Я так и замерла, удивленно моргая:

– Она кажется весьма милой.

– Не беспокойся о ней. Она просто расстроена тем, что до сих пор не беременна. – Байкино засмеялась, а затем понизила голос до шепота: – Как будто мы можем когда-нибудь забеременеть. Каэн хочет, чтобы престол унаследовал Эксидхар. Это страхует его от убийства кланами.

– Что ты имеешь в виду?

– Ты уже знакома с сыном Достопочтенного?

Я вспомнила нашу очень неудачную встречу.

– Да, вполне. – Я на миг замолчала. – Они не хотят, чтобы Эксидхар наследовал, потому что он наполовину хорвешец?

Будучи знакома с неприятной новостью о том, что я по крайней мере наполовину хорвешка, я обнаружила, что меня весьма интересует ответ. Значит ли это, что мне придется бороться еще с какими-нибудь предрассудками, кроме тех, что связаны с моим полом?

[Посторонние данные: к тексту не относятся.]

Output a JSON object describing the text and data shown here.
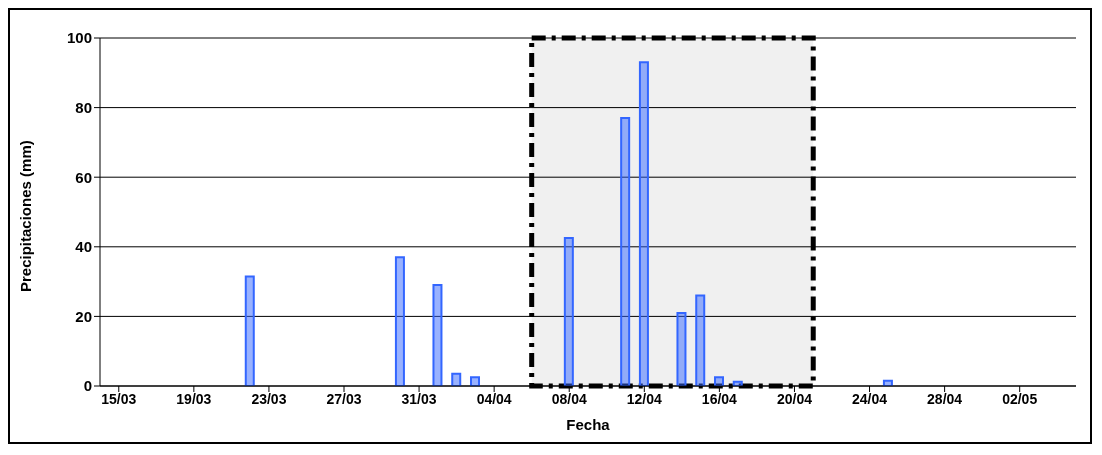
{
  "chart_data": {
    "type": "bar",
    "xlabel": "Fecha",
    "ylabel": "Precipitaciones (mm)",
    "x": [
      "--03-15",
      "--03-16",
      "--03-17",
      "--03-18",
      "--03-19",
      "--03-20",
      "--03-21",
      "--03-22",
      "--03-23",
      "--03-24",
      "--03-25",
      "--03-26",
      "--03-27",
      "--03-28",
      "--03-29",
      "--03-30",
      "--03-31",
      "--04-01",
      "--04-02",
      "--04-03",
      "--04-04",
      "--04-05",
      "--04-06",
      "--04-07",
      "--04-08",
      "--04-09",
      "--04-10",
      "--04-11",
      "--04-12",
      "--04-13",
      "--04-14",
      "--04-15",
      "--04-16",
      "--04-17",
      "--04-18",
      "--04-19",
      "--04-20",
      "--04-21",
      "--04-22",
      "--04-23",
      "--04-24",
      "--04-25",
      "--04-26",
      "--04-27",
      "--04-28",
      "--04-29",
      "--04-30",
      "--05-01",
      "--05-02"
    ],
    "series": [
      {
        "color": "#3366ff",
        "values": [
          0,
          0,
          null,
          0,
          null,
          0,
          null,
          31.5,
          null,
          0,
          null,
          null,
          0,
          null,
          null,
          37,
          null,
          29,
          3.5,
          2.5,
          0,
          null,
          0,
          0,
          42.5,
          null,
          0,
          77,
          93,
          0,
          21,
          26,
          2.5,
          1.2,
          null,
          0,
          null,
          0,
          0,
          0,
          0,
          1.5,
          null,
          0,
          0,
          null,
          null,
          0,
          0
        ]
      }
    ],
    "xlim": [
      "--03-14",
      "--05-05"
    ],
    "xticks": [
      {
        "value": "--03-15",
        "label": "15/03"
      },
      {
        "value": "--03-19",
        "label": "19/03"
      },
      {
        "value": "--03-23",
        "label": "23/03"
      },
      {
        "value": "--03-27",
        "label": "27/03"
      },
      {
        "value": "--03-31",
        "label": "31/03"
      },
      {
        "value": "--04-04",
        "label": "04/04"
      },
      {
        "value": "--04-08",
        "label": "08/04"
      },
      {
        "value": "--04-12",
        "label": "12/04"
      },
      {
        "value": "--04-16",
        "label": "16/04"
      },
      {
        "value": "--04-20",
        "label": "20/04"
      },
      {
        "value": "--04-24",
        "label": "24/04"
      },
      {
        "value": "--04-28",
        "label": "28/04"
      },
      {
        "value": "--05-02",
        "label": "02/05"
      }
    ],
    "ylim": [
      0,
      100
    ],
    "yticks": [
      0,
      20,
      40,
      60,
      80,
      100
    ],
    "grid": "y",
    "bands": [
      {
        "axis": "x",
        "from": "--04-06",
        "to": "--04-21",
        "color": "#000000"
      }
    ]
  }
}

– Да. Был ужасный скандал, когда Достопочтенный женился на хорвешке. Настолько ужасный, что кланы почувствовали, что должны что-то с этим сделать. Говорят, ее привидение все еще бродит по туннелям под дворцом. Если спустишься в кладовые и прислушаешься, обязательно услышишь ее крики. – Она усмехнулась: – Не то чтобы нам, конечно, разрешают спускаться в кладовые.

– Зачем убивать жену? Не было бы более разумным убить герцога и его сына?

– Достопочтенного, – поправила меня Байкино.

– Хорошо. Достопочтенного.

– Да, они пытались убить его. Когда Ажен Каэн отказался от старых правил, начав говорить об образовании и правах, лидеры кланов подумали, что это их шанс. Ажен и Эксидхар выжили. Его жена Ксиван – нет. – Байкино скорчила гримасу: – Мой отец, сколько я себя помню, говорил, что семья Каэн была мягка. В их венах слишком много крови Куура[376]. Что ж, кланы проделали хорошую работу. Убийство жены Достопочтенного просто отлично закалило Ажена Каэна. И, клянусь Чертхогом, он никогда не заставлял нас сожалеть об этом. Выследил Симошгру и уничтожил весь клан. Всех до единого, до последнего. Как только мы услышали эти новости, я сказала отцу, что нам лучше дать Каэну гарантии. Нам лучше продемонстрировать, насколько мы сожалеем о случившемся, иначе он не остановится на Симошгре. И вот кто я. Как и все эти женщины. Гарантии. С тех пор я здесь.

– Мне очень жаль.

– Все не так уж плохо. По крайней мере, у меня никогда не было причин жаловаться на это Сулесс.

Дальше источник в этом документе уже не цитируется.